Any avid filmgoer is aware of that movies that purport to be “primarily based on a real story” must be taken with giant grains of salt, as filmmakers typically take many dramatic liberties so as to match their imaginative and prescient. However there are different movies that insert fictional characters into main real-life occasions, like Titanic, to make use of that historical past because the backdrop for a very completely different type of story.
That latter strategy is what’s on show in Fly Me to the Moon, which is ready across the occasions main as much as the Apollo 11 moon touchdown in 1969. Nevertheless, save for the three Apollo 11 astronauts, no person portrayed within the movie is actual. As an alternative, it facilities round straight-laced NASA Flight Director Cole Davis (Channing Tatum), whose inflexible preparations are upended when a lackey for President Nixon, Moe Berkus (Woody Harrelson), hires a brash and extremely efficient PR individual, Kelly Jones (Scarlett Johansson), to promote the house mission to a skeptical public and Congress.

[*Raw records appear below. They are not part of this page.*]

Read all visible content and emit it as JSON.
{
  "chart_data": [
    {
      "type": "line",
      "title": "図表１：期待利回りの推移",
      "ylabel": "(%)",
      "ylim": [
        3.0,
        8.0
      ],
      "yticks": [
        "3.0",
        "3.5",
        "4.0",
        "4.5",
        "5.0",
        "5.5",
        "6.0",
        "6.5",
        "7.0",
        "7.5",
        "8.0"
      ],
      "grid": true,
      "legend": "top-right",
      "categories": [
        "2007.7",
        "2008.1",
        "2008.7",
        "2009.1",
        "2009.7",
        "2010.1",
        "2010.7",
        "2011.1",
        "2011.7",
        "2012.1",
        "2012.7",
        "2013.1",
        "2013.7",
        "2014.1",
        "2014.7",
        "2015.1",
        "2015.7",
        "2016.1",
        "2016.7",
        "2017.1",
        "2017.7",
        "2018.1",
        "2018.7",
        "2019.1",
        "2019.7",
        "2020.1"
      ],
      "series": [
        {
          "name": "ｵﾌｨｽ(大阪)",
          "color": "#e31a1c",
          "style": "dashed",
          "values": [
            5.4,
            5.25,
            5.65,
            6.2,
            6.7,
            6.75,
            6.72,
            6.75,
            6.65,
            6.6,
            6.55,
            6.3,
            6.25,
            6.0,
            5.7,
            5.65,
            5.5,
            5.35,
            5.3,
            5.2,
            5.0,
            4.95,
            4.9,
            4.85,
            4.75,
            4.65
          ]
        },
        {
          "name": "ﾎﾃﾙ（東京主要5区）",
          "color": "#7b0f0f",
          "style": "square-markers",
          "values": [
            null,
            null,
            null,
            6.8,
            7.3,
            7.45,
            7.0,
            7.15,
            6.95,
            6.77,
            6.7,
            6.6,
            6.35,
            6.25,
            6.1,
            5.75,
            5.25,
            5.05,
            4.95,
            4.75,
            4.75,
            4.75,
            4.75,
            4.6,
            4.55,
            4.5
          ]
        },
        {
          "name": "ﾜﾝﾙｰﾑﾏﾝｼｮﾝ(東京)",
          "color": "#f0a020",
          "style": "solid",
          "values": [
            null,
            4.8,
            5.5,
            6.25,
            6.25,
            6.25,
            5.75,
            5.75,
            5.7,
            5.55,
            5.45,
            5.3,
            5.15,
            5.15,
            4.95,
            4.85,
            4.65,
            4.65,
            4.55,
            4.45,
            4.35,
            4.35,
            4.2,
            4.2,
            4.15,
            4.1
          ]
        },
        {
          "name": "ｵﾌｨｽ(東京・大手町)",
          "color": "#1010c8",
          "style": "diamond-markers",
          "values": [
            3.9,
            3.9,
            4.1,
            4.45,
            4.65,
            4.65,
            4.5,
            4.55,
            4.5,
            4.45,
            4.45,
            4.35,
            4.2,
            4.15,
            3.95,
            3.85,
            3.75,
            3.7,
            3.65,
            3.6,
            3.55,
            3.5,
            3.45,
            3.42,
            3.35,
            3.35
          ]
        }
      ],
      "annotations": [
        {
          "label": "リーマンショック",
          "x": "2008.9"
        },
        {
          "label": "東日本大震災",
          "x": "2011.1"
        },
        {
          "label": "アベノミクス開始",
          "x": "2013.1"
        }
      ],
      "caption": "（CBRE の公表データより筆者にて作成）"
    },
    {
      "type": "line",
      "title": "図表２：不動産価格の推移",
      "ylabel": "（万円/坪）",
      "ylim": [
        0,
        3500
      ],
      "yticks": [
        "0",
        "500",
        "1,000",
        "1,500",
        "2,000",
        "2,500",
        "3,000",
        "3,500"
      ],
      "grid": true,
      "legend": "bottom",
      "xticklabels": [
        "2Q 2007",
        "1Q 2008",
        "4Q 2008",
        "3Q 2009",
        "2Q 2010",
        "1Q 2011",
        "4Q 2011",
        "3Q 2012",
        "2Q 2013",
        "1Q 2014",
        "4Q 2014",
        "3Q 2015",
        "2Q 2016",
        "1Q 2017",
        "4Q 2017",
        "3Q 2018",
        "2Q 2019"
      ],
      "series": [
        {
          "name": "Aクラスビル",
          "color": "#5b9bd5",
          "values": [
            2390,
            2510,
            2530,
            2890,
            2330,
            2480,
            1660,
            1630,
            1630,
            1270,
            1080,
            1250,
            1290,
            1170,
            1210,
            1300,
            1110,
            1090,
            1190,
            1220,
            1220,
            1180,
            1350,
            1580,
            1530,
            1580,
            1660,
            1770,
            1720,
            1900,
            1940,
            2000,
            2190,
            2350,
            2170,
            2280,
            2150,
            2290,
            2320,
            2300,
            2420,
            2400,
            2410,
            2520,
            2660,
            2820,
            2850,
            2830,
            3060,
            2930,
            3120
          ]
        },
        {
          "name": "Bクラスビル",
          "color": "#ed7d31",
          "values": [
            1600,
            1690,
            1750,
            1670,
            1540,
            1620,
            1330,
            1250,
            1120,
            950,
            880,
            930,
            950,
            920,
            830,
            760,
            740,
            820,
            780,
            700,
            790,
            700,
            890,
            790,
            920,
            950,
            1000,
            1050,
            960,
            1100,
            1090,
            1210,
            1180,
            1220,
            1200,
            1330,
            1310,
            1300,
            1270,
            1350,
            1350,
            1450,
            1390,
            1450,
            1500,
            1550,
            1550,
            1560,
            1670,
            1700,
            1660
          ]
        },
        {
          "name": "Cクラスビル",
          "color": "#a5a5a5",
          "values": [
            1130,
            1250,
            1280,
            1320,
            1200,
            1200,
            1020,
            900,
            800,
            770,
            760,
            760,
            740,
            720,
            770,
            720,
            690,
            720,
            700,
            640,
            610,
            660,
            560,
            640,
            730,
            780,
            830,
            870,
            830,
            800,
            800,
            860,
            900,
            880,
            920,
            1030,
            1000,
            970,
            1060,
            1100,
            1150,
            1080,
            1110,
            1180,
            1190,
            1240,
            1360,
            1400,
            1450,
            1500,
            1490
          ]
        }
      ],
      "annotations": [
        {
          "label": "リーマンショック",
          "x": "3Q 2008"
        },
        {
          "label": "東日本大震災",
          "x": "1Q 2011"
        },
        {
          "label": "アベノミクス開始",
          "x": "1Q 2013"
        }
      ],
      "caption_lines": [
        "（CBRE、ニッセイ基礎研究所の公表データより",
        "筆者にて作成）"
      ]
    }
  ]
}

Jones pulls out all of the stops to make the billions NASA is spending extra interesting, together with hiring actors to make use of as stand-ins for directors in interviews, having the astronauts promote every thing from high-end watches to Tang, and sweet-talking some reluctant U.S. senators (together with one performed by Johansson’s real-life husband, Colin Jost). However a requirement by Berkus that Jones organize for the filming of a faux moon touchdown as a contingency in case of failure for the actual one could also be a step too far for even Jones.
Directed by Greg Berlanti and written by Rose Gilroy, the movie has its fair proportion of charms, however these begin to put on off because the movie goes alongside. Jones and her assistant, Ruby (Anna Garcia), make for a enjoyable pair as they run roughshod over quite a lot of folks to get what they need. Likewise, Davis and his crew, which incorporates Henry Smalls (Ray Romano), are an amiable bunch whose baffled reactions to Jones’ work are entertaining in a refreshingly non-sexist manner.
However the fictional story regularly bumps up towards the actual historical past it’s depicting. The concept of the primary moon touchdown being faked has been a conspiracy principle just about from the time it occurred, in order that a part of the movie works the very best, particularly because it options the prima donna director Lance Vespertine (Jim Rash). However lots of the different segments really feel off, particularly when the movie returns a number of instances to the anguish of Davis — once more, a fictional character — over the deaths of the actual Apollo 1 astronauts in a hearth.
Berlanti and his staff attempt to maintain issues gentle, and the goofiness of the core NASA characters we’re proven — which incorporates the very younger Stu Bryce (Donald Elise Watkins) and Don Harper (Noah Robbins) — together with the semi-romance that develops between Jones and Davis helps them obtain gentle success in that division. However the far-fetched nature of a number of the plot factors, together with an important last-minute twist, too typically counteract these components.
The profitable personalities of each Johansson and Tatum make their performances good ones general, even when they each appear barely miscast. Harrelson all the time makes for slimeball, so he works nicely in his function. The supporting forged is what actually retains the movie afloat, although, as Romano, Garcia, Rash, Watkins, Robbins, and extra come out and in of the story seamlessly.
Fly Me to the Moon is a dramedy that shouldn’t be confused in any manner, form, or type with precise historical past. When it sticks to wholly invented scenes, it makes for an gratifying watch, however when it begins to blur the traces between actual occasions and fiction, the movie loses the thread.
—
Fly Me to the Moon opens in theaters on July 12. It’s going to debut on Apple TV+ at a later date.